When you send your applications to universities, they are required to collect and calculate UCAS points. Calculating UCAS points can be difficult, particularly due to the fact that different qualifications are worth different amounts of points, such as the International Baccalaureate(IB) or BTEC. 

Calculating UCAS points and how to work out UCAS points can seem daunting at first. 🤔 To help make things clearer, we’ve got the answers to your questions right here.online-application

What are UCAS points?


There are different scoring standards and values when it comes to different qualifications, such as A-Levels, IB, and BTEC. This makes it difficult for the admission officers to compare grades for enrollment. Therefore, many universities convert marks into standardised numerical points known as UCAS tariff points. 

Most universities use a UCAS tariff points calculator, but you can also work out UCAS points yourself. Universities calculate UCAS points to compare students from different backgrounds on a more equal playing field.

Many universities calculating UCAS points use them to set the entry requirements for their courses. The higher your marks in your exams, the higher your UCAS points will be. 💯


What qualifications can be converted to tariff points?


UCAS allows a variety of different qualifications to be converted into tariff points. These are arranged in three sections: 

  1. UK benchmark qualifications such as A and AS Levels, AS and AS VCE, International Baccalaureate(IB), BTECs, QCF, Cambridge International Pre-U Diploma, etc. 
  2. Other UK qualifications such as AAT Accounting Qualifications, ABC Diploma, Advanced Extension Award, etc. 
  3. International qualifications such as Advanced Placement Exams (US and International), Global Assessment Certificate (Australia), Irish Leaving Certificate (Ireland), etc.  

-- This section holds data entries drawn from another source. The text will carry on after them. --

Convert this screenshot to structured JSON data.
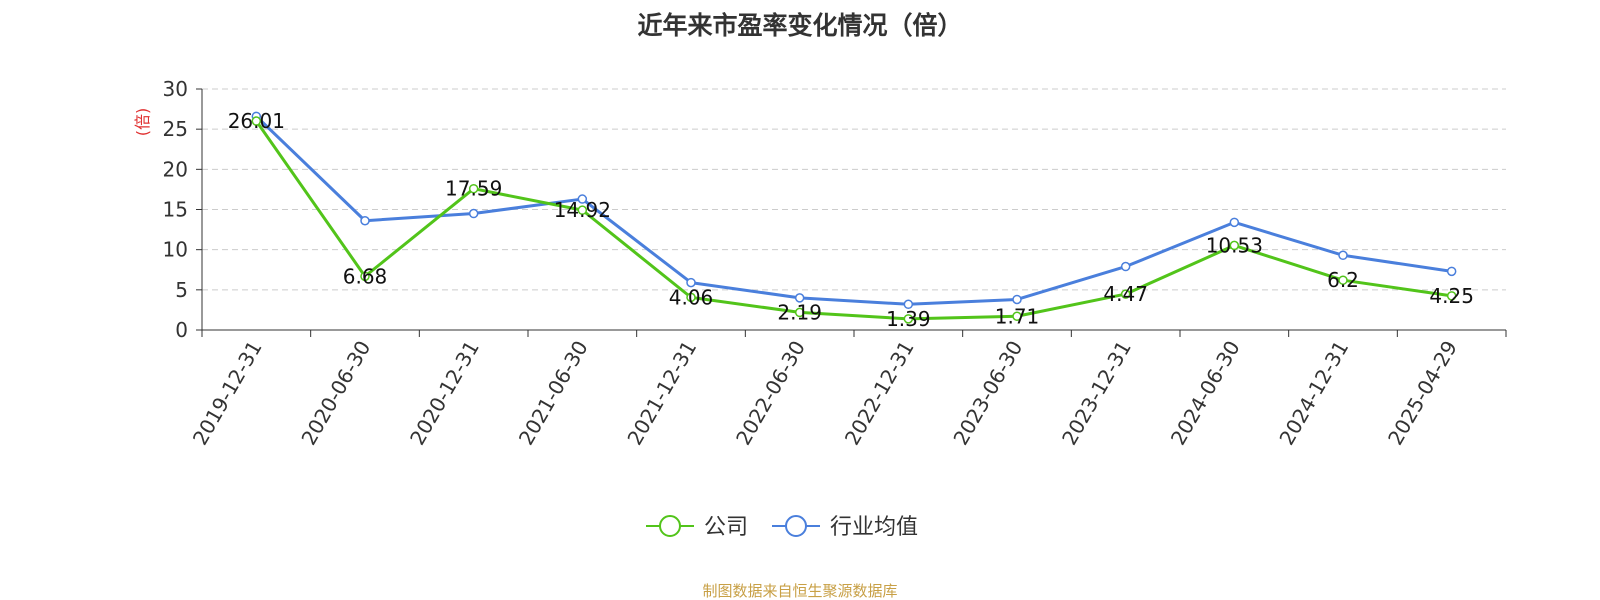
{
  "chart_data": {
    "type": "line",
    "title": "近年来市盈率变化情况（倍）",
    "ylabel": "(倍)",
    "xlabel": "",
    "ylim": [
      0,
      30
    ],
    "yticks": [
      0,
      5,
      10,
      15,
      20,
      25,
      30
    ],
    "grid": true,
    "legend_position": "bottom-center",
    "categories": [
      "2019-12-31",
      "2020-06-30",
      "2020-12-31",
      "2021-06-30",
      "2021-12-31",
      "2022-06-30",
      "2022-12-31",
      "2023-06-30",
      "2023-12-31",
      "2024-06-30",
      "2024-12-31",
      "2025-04-29"
    ],
    "series": [
      {
        "name": "公司",
        "color": "#52c41a",
        "values": [
          26.01,
          6.68,
          17.59,
          14.92,
          4.06,
          2.19,
          1.39,
          1.71,
          4.47,
          10.53,
          6.2,
          4.25
        ],
        "labels": [
          "26.01",
          "6.68",
          "17.59",
          "14.92",
          "4.06",
          "2.19",
          "1.39",
          "1.71",
          "4.47",
          "10.53",
          "6.2",
          "4.25"
        ]
      },
      {
        "name": "行业均值",
        "color": "#4a7fdc",
        "values": [
          26.6,
          13.6,
          14.5,
          16.3,
          5.9,
          4.0,
          3.2,
          3.8,
          7.9,
          13.4,
          9.3,
          7.3
        ]
      }
    ]
  },
  "colors": {
    "ylabel": "#e03030",
    "source_note": "#c8a046",
    "grid": "#cccccc",
    "axis": "#333333"
  },
  "source_note": "制图数据来自恒生聚源数据库"
}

It should be noted that the UCAS constantly updates these qualifications to reflect diversity and inclusion. 


How do UCAS points work?


Different qualifications awarded in the UK are assigned a size band value, ranging from 1-4, based on the learning hours. With it, a grade band point from 3-14 is also assigned.

Calculating UCAS points simply requires you to multiply your course size band value with your grade band point. 

Similarly, a specific UCAS tariff value is assigned to a particular grade for a specific qualification. For example, the tariff point equivalent to a grade A in A-Levels or an H6 in IB is 48. To check your tariff points according to your current qualifications, you can use this table from UCAS. 

These tariff points are added as per the university’s requirements. For example, if the entry requirement was previously a grade combination of AAB, the UCAS grade calculator would convert it to 112, which is the total sum of the converted grades. 

This way, if you have different qualifications, you can use the UCAS points calculator to convert them to UCAS points and add your grades to check if they meet the required thresholds.    

We recommend using the handy UCAS calculator to directly calculate your tariff points!


Things to know about UCAS points


Calculating UCAS points can be tricky at times. However, not all universities need the tariff conversion, and those that do might have different rules and criteria. Here are a few rules that you should know before calculating UCAS points using the UCAS score calculator. 

  1. Only ⅓ of the universities listed on UCAS use tariff points. This means you might not have any tariff point requirements for most universities. The universities will end up calculating the tariff points anyway, but in this case, they are only submitting them to the government for data and league table entries. You don’t have to do anything in this case. 
  2. UCAS does not have tariff point conversions for all qualifications. However, this doesn’t mean that you cannot apply if you didn’t take conventional subjects. In such cases, universities will coordinate directly with you. 
  3. If you have completed an A level in a subject, some universities and colleges might not count the tariff points for an AS level qualification that was not completed at A level. It’s therefore important to be careful about the subjects you include in your application.
  4. The UCAS tariff is only convertible for Level 3/SCQF Level 6 qualifications. Therefore, Level 2 qualifications like the GCSE are not applicable here. 


How to increase UCAS tariff points


You might be aiming for a university that requires high tariff points. Failing to achieve those points might prevent you from getting into your chosen university and you may have to go through clearing or take a gap year. However, you can do the following things to increase your tariff points. 

  1. Additional A-levels and AS levels can help you increase your UCAS tariff points. For example, an extra A level can add up to 56 points if you score an A*.
  2. Earning a Level 3 diploma, certificate, or award can give you a 24 point increase.
  3. Earning a free-standing mathematics qualification can get you 20 points if you score an A.
  4. Working on a Cambridge Pre-U Qualification can earn you up to 56 points for an entire course and 22 points for a short course.
  5. Taking the Cambridge ESOL examination can get you 42 points.